Только в 11 часов вечера возвратился посланный Эссеном адъютант и привез от Адлеркрейца приглашение Гагельстрёму проехать еще 40 верст и заночевать в приготовленном для него помещении. К главнокомандующему же Клингспору послан был от него курьер с предварением о приезде парламентера; Адлеркрейц не сомневался в том, что он будет принят шведским главнокомандующим. Однако воспользоваться этим предложением Гагельстрём не мог, не имея приказания ехать так далеко и боясь быть задержанным на несколько дней. Поэтому он передал письмо полковнику Эссену в присутствии двух упомянутых адъютантов, для вручения генералу Клингспору, с тем что если бы ему угодно было повидаться с ним, Гагельстрёмом, то он всегда может его вызвать. На этом переговоры прекратились, и все возвратились на свои места.
Между тем, по странной случайности, не далее как через два дня упомянутый барон Штакельберг и поручик Рор, другой адъютант Адлеркрейца, бывший также при объяснении Гагельстрёма с Эссеном, взяты казаками в плен близ Таммерфорса при утренней рекогносцировке русских мелких отрядов, подходивших к городу. На допросе эти пленные показали, что письмо к Клингспору было вручено Адлеркрейцу в присутствии многих офицеров, которым сделалось известно его содержание; что ему, Штакельбергу, было поручено отвезти это. письмо к Клингспору, имевшему главную квартиру оттуда в 30-ти верстах, и что он это исполнил, подав письмо генералу в собственные руки, в присутствии графа Левенгельма. Оба казались очень удивлены своеобразною посылкой письма незапечатанным. На вопрос: сделалось-ли кому известным содержание письма? Штакельберг рассказал как парламентер ожидал семь часов возвращения курьера и затем, имея надобность отправиться обратно, прочел письмо в присутствии нескольких офицеров там бывших, и потом передал Эссену. Клингспор и Левенгельм выразили по этому случаю неудовольствие. Через два часа письмо послано королю; Штакельбергу же предложено возвратиться к своему месту, откуда, как сказано, он и попал вслед затем в плен вместе с своим товарищем.

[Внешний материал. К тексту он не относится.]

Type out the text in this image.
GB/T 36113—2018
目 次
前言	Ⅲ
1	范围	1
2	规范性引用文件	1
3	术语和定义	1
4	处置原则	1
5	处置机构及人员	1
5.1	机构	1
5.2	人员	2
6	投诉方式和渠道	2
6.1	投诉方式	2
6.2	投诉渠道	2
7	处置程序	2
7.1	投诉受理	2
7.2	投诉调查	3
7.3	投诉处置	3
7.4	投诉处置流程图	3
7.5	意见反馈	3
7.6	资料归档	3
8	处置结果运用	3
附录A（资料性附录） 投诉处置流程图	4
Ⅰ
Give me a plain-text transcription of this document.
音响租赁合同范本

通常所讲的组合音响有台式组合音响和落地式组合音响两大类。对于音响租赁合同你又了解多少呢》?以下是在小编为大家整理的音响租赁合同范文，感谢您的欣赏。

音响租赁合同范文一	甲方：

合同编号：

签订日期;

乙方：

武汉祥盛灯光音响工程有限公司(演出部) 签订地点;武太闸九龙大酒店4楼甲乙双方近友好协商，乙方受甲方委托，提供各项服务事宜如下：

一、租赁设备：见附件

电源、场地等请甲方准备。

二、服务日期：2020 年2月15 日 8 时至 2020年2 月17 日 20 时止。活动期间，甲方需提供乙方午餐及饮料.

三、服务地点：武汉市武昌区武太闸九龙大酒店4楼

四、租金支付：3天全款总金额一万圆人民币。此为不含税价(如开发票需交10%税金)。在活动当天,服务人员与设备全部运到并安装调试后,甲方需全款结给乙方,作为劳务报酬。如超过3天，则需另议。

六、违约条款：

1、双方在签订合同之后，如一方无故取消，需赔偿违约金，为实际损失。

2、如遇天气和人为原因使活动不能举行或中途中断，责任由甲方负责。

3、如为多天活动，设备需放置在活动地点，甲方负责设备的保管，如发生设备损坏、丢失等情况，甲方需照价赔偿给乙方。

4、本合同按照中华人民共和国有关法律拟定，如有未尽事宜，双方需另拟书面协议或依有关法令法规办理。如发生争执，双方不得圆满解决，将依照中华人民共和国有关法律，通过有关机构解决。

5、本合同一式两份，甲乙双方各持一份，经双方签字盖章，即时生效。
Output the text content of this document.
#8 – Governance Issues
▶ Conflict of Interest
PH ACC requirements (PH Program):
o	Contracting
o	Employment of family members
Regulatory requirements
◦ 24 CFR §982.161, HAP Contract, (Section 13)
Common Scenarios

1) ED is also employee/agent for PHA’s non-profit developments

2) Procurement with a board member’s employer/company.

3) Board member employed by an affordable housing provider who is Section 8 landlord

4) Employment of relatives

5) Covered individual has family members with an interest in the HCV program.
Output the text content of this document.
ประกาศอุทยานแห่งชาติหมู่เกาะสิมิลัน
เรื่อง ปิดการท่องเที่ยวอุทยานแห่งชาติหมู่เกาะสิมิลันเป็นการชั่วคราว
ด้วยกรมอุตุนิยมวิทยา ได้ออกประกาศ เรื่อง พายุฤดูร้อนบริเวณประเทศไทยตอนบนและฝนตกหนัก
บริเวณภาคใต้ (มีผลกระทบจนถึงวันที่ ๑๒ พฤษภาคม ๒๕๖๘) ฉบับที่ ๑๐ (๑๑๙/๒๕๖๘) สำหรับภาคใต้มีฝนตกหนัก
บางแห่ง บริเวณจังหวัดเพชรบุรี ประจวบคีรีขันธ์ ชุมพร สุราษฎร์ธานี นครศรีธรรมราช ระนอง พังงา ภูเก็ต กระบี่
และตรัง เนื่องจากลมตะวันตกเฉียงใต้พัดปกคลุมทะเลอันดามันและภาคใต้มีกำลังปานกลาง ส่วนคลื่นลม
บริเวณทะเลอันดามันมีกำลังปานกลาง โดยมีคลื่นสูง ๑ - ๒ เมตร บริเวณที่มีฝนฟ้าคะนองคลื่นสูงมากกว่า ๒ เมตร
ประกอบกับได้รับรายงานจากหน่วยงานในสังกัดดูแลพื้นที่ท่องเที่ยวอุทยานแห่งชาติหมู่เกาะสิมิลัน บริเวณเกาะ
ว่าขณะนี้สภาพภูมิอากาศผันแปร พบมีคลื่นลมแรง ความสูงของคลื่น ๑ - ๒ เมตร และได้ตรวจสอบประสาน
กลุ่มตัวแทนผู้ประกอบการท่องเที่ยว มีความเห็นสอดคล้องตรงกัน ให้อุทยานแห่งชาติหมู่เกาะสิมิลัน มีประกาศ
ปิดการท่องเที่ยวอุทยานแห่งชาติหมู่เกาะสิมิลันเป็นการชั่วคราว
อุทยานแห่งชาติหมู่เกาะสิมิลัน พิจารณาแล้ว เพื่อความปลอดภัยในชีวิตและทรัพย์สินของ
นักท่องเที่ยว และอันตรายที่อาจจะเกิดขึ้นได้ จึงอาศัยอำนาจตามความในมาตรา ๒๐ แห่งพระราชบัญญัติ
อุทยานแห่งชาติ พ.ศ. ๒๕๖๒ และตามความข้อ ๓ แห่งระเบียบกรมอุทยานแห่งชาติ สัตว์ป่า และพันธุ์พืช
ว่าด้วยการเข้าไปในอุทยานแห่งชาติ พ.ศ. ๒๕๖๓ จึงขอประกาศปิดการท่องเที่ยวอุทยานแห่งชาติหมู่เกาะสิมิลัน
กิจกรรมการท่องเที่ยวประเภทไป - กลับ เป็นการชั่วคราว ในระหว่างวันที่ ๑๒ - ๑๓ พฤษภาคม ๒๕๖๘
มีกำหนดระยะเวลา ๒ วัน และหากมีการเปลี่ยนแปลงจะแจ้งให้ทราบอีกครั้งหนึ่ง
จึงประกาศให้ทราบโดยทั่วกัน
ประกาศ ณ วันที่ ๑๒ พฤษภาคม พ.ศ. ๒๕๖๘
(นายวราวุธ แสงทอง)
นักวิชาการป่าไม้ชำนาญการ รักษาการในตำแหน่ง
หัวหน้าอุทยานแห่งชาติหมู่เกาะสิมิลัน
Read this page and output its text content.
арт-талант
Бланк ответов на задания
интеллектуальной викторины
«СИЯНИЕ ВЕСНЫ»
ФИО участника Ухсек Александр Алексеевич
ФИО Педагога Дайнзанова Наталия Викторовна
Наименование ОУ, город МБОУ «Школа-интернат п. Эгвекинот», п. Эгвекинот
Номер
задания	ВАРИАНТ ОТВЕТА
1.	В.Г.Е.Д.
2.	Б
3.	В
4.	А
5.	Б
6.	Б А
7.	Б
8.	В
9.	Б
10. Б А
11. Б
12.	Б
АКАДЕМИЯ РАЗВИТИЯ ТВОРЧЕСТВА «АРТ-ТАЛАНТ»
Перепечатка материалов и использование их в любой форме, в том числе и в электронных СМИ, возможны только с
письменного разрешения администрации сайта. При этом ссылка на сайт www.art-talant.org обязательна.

Михайловский-Данилевский в своем Описании войны 1808–1809 гг.) излагает, будто бы посланный от графа Буксгевдена с письмом о капитуляции был в самой главной квартире, и там выслушан вежливо. Этим рассказом описанному случаю дается гораздо более крупное значение нежели оно имело на деле, как видно из сейчас приведенного рассказа, основанного в точности на документах. Не говоря о мере доверия к показаниям Гагельстрёма, который мог скорее преувеличить, нежели уменьшить значение исполненного им поручения, — этот чиновник не только не имел свидания в главной квартире, но даже и не видел начальника колонны Адлеркрейца, а объяснялся с полковником, командовавшим лишь частью арьергардного отряда, в присутствии, по словам даже самого Гагельстрёма, только человек десяти офицеров. Этот эпизод сводится следовательно к размерам самым ничтожным, не смотря на всю живость, с которою русский парламентер его описывает, не исключая и слез офицеров, оплакивающих участь своих семейств. Эссен, крупнейшая из величин участвовавших в переговорах, представляется довольно безличным; наиболее же говоривший и потом неожиданно-скоро попавшийся в плен Штакельберг был очевидно человек довольно легкомысленный. Помимо неточности в его показании о разговоре с Клингспором по поводу про-, исходившего между русским парламентером и шведскими офицерами арьергарда, — он, не смотря на должность адъютанта при Адлеркрейце, вовсе не знал взглядов своего начальника на такой капитальный вопрос, как предложение изменить королю. Он находил возможным думать о влиянии на своего начальника для уклонения его с пути долга, состоявшего в сопротивлении Русским, тогда как на деле Адлеркрейц именно был душою этого сопротивления. Этот генерал настаивал на принятии сражения под Тавастгусом, и если оно не было принято, то не по его вине. Когда же потом, по взятии в плен начальника штаба графа Левенгельма, Адлеркрейц вступил в его обязанности, то дело Шведов совершенно изменилось; они перешли в наступление, и Русским пришлось испытать доблесть и верность этого генерала королю своему, начиная с несчастных дел при Сиккайоки и Револаксе во всем последовавшем отступлении чуть не до Таммерфорса.